Leur logique d’achat se concentre sur l’intégration et le coût total de possession plutôt que sur le prix affiché, ce qui constitue une approche pragmatique. Le problème est que de nombreuses entreprises ne peuvent pas encore voir clairement cette économie.
L’écart de visibilité est concret. Pour l’écrasante majorité des entreprises qui exploitent des GPU, l’utilisation est à la moitié de la capacité ou moins. Moins de la moitié peuvent suivre rigoureusement ce que leur calcul IA coûte ou rapporte. La satisfaction est correcte mais sans enthousiasme, et elle est la plus faible sur le rapport qualité-prix, la dimension la plus difficile à juger sans mesure.
Dans le même temps, la prochaine contrainte — le passage du calcul à la mémoire dans l’inférence à grande échelle — émerge alors que de nombreuses entreprises n’en ont pas conscience ou n’ont pas commencé à y répondre. Un écosystème croissant d’outils d’observabilité des coûts et d’ordonnancement GPU apparaît pour traiter l’écart de mesure, mais la question de savoir si les entreprises adopteront ces capacités avant de s’engager dans leur prochaine couche d’infrastructure reste ouverte. Avec 107 répondants dans une seule vague du T2, l’enquête fournit une lecture directionnelle. Elle est orientée vers le mid-market et les adopteurs à un stade plus précoce. Mais la direction est cohérente : l’appétit pour les dépenses devance l’instrumentation nécessaire pour dépenser efficacement.

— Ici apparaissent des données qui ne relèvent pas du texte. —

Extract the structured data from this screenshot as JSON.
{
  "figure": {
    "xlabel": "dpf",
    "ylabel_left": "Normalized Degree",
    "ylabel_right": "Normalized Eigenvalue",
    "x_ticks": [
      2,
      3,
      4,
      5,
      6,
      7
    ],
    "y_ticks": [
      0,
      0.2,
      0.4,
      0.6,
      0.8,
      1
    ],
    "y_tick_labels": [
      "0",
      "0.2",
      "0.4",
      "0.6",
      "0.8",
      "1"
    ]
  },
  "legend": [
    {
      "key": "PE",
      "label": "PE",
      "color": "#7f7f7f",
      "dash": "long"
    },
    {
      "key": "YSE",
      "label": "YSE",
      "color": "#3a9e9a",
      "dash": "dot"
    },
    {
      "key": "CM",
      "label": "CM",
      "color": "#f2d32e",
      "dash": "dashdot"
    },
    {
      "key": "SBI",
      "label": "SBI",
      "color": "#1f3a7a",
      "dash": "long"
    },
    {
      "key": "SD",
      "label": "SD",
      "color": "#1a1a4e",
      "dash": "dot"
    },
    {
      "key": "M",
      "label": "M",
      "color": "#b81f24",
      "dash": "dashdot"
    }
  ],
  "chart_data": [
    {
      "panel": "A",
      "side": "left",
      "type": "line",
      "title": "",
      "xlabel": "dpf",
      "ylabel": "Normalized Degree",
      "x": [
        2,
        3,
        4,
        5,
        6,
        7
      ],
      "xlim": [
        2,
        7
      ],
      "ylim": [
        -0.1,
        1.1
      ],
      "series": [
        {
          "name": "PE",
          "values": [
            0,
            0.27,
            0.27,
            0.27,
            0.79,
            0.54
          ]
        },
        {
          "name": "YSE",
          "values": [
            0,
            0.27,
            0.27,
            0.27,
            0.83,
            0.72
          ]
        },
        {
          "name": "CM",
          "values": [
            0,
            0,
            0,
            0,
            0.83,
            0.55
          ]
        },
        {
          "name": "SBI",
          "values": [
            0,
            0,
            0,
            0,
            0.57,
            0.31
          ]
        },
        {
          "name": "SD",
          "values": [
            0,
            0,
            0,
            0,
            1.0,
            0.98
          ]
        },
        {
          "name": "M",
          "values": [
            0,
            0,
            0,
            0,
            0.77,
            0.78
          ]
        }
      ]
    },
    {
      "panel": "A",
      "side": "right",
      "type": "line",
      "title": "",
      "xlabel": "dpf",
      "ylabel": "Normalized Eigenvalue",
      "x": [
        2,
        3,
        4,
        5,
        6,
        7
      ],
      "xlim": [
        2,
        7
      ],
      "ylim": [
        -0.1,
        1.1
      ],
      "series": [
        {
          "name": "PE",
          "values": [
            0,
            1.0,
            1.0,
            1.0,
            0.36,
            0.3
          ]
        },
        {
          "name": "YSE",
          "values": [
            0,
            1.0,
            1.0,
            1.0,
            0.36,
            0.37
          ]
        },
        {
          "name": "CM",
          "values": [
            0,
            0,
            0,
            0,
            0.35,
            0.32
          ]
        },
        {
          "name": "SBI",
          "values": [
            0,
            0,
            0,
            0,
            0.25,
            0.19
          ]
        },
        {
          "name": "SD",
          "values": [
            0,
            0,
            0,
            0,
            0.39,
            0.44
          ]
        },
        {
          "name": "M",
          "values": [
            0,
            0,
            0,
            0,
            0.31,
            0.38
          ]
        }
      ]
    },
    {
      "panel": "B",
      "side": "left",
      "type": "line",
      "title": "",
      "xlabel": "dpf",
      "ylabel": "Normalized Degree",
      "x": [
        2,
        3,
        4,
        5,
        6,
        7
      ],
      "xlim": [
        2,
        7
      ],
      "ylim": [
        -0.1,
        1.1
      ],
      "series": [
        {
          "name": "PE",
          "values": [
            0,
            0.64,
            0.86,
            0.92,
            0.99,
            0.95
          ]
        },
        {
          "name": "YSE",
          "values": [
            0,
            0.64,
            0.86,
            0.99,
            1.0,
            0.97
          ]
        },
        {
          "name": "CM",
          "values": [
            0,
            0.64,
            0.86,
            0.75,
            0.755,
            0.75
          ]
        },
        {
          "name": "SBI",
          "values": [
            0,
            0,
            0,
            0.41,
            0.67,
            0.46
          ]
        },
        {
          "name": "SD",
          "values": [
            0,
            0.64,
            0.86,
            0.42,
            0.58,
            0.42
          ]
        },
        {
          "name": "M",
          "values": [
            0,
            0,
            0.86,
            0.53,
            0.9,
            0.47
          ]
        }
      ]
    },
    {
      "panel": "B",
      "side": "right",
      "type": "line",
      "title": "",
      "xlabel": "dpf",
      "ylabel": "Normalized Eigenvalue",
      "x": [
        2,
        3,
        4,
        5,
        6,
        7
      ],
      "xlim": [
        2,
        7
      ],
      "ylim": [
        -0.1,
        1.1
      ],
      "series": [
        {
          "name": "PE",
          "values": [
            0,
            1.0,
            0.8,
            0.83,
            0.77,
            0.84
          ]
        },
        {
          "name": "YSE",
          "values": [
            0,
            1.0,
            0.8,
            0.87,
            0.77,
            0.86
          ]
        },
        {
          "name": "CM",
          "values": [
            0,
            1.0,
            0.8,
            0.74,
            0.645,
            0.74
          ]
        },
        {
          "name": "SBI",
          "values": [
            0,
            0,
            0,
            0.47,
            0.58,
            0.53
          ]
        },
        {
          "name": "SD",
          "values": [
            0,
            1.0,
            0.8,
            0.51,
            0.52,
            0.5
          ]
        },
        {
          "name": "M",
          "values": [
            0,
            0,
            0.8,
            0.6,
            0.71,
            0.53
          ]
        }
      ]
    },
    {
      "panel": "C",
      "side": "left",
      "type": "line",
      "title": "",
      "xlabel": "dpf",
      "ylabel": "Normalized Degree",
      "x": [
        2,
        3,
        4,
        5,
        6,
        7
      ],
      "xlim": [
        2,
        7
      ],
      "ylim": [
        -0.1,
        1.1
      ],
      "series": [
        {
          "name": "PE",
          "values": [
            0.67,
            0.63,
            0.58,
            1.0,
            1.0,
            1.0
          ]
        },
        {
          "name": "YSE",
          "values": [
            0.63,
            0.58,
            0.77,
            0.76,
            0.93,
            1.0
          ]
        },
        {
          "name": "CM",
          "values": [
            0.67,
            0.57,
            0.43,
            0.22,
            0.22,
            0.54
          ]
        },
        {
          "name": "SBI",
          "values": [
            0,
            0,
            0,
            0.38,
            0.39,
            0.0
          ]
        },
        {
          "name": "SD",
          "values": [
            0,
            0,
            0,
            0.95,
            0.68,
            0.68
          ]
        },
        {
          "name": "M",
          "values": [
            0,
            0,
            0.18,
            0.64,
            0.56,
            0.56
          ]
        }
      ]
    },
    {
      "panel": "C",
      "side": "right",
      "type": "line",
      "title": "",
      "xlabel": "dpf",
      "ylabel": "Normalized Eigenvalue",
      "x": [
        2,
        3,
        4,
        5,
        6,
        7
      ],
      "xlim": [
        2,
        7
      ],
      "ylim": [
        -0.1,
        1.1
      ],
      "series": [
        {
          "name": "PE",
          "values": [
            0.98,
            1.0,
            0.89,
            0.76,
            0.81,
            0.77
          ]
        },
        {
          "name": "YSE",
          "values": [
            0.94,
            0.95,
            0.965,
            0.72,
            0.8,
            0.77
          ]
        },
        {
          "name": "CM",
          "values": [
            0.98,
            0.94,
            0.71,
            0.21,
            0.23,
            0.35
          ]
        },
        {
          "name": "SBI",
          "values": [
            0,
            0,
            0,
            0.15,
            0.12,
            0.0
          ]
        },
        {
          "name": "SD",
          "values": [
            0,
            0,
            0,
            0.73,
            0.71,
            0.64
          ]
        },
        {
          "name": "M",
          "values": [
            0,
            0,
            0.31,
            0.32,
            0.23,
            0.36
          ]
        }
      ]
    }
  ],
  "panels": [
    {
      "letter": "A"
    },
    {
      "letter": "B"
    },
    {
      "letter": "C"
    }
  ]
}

L’écart de calcul n’est pas seulement un problème de capacité que davantage de matériel pourrait résoudre à lui seul. C’est d’abord un problème de compréhension du coût du matériel déjà en place. Les prochaines vagues d’enquête montreront si les entreprises construisent cette visibilité avant que la refonte de plateforme ne s’accélère, ou si elles achètent la prochaine couche d’infrastructure avec la même visibilité limitée sur son économie.

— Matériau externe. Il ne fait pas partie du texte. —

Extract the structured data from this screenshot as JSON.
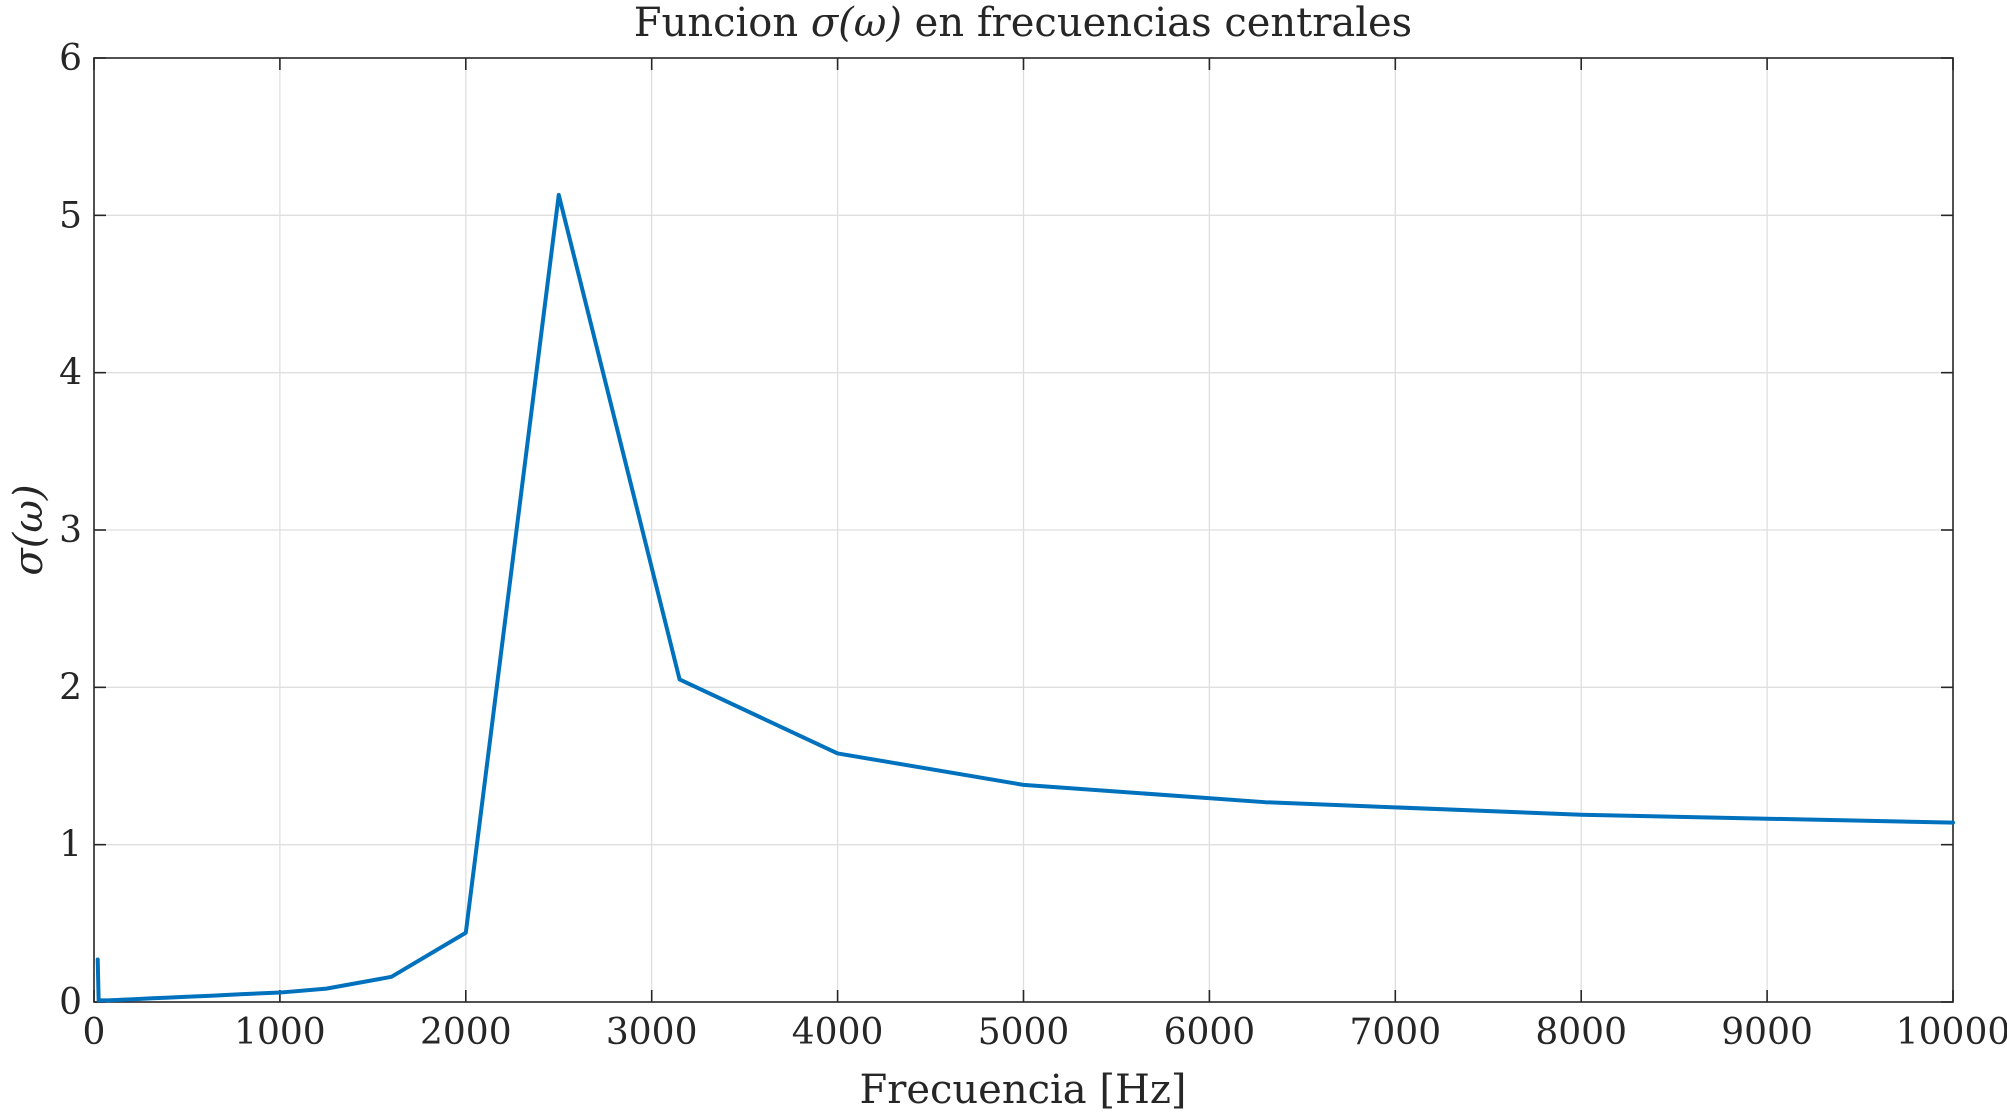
{
  "chart_data": {
    "type": "line",
    "title": "Funcion σ(ω) en frecuencias centrales",
    "title_parts": {
      "pre": "Funcion ",
      "symbol": "σ(ω)",
      "post": " en frecuencias centrales"
    },
    "xlabel": "Frecuencia [Hz]",
    "ylabel": "σ(ω)",
    "xlim": [
      0,
      10000
    ],
    "ylim": [
      0,
      6
    ],
    "xticks": [
      0,
      1000,
      2000,
      3000,
      4000,
      5000,
      6000,
      7000,
      8000,
      9000,
      10000
    ],
    "xtick_labels": [
      "0",
      "1000",
      "2000",
      "3000",
      "4000",
      "5000",
      "6000",
      "7000",
      "8000",
      "9000",
      "10000"
    ],
    "yticks": [
      0,
      1,
      2,
      3,
      4,
      5,
      6
    ],
    "ytick_labels": [
      "0",
      "1",
      "2",
      "3",
      "4",
      "5",
      "6"
    ],
    "grid": true,
    "series": [
      {
        "color": "#0072bd",
        "x": [
          20,
          25,
          31.5,
          40,
          50,
          63,
          80,
          100,
          125,
          160,
          200,
          250,
          315,
          400,
          500,
          630,
          800,
          1000,
          1250,
          1600,
          2000,
          2500,
          3150,
          4000,
          5000,
          6300,
          8000,
          10000
        ],
        "y": [
          0.27,
          0.01,
          0.01,
          0.01,
          0.01,
          0.01,
          0.01,
          0.012,
          0.013,
          0.015,
          0.017,
          0.02,
          0.024,
          0.028,
          0.033,
          0.04,
          0.05,
          0.06,
          0.085,
          0.16,
          0.44,
          5.13,
          2.05,
          1.58,
          1.38,
          1.27,
          1.19,
          1.14
        ]
      }
    ]
  }
}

Les constats reposent sur les réponses de 107 répondants qualifiés d’entreprises appartenant à des organisations de plus de 100 salariés, issues d’une seule vague du T2 2026 menée en juin. Comme il s’agit d’une seule vague plutôt que d’un échantillon agrégé sur plusieurs mois, les résultats sont transversaux et ne constituent pas une tendance d’un mois sur l’autre. Avec 107 répondants, les constats doivent être considérés comme un signal directionnel plutôt que comme une mesure précise. L’échantillon est autosélectionné, orienté mid-market et penche vers des adopteurs à un stade plus précoce plutôt que vers les plus grands opérateurs hyperscale. Les répondants comprennent des managers, des contributeurs individuels, des VP et directeurs ainsi que des dirigeants de la C-suite, avec une autorité d’achat crédible dans Technology/Software, Healthcare/Life Sciences, Financial Services, Retail/E-commerce et d’autres secteurs.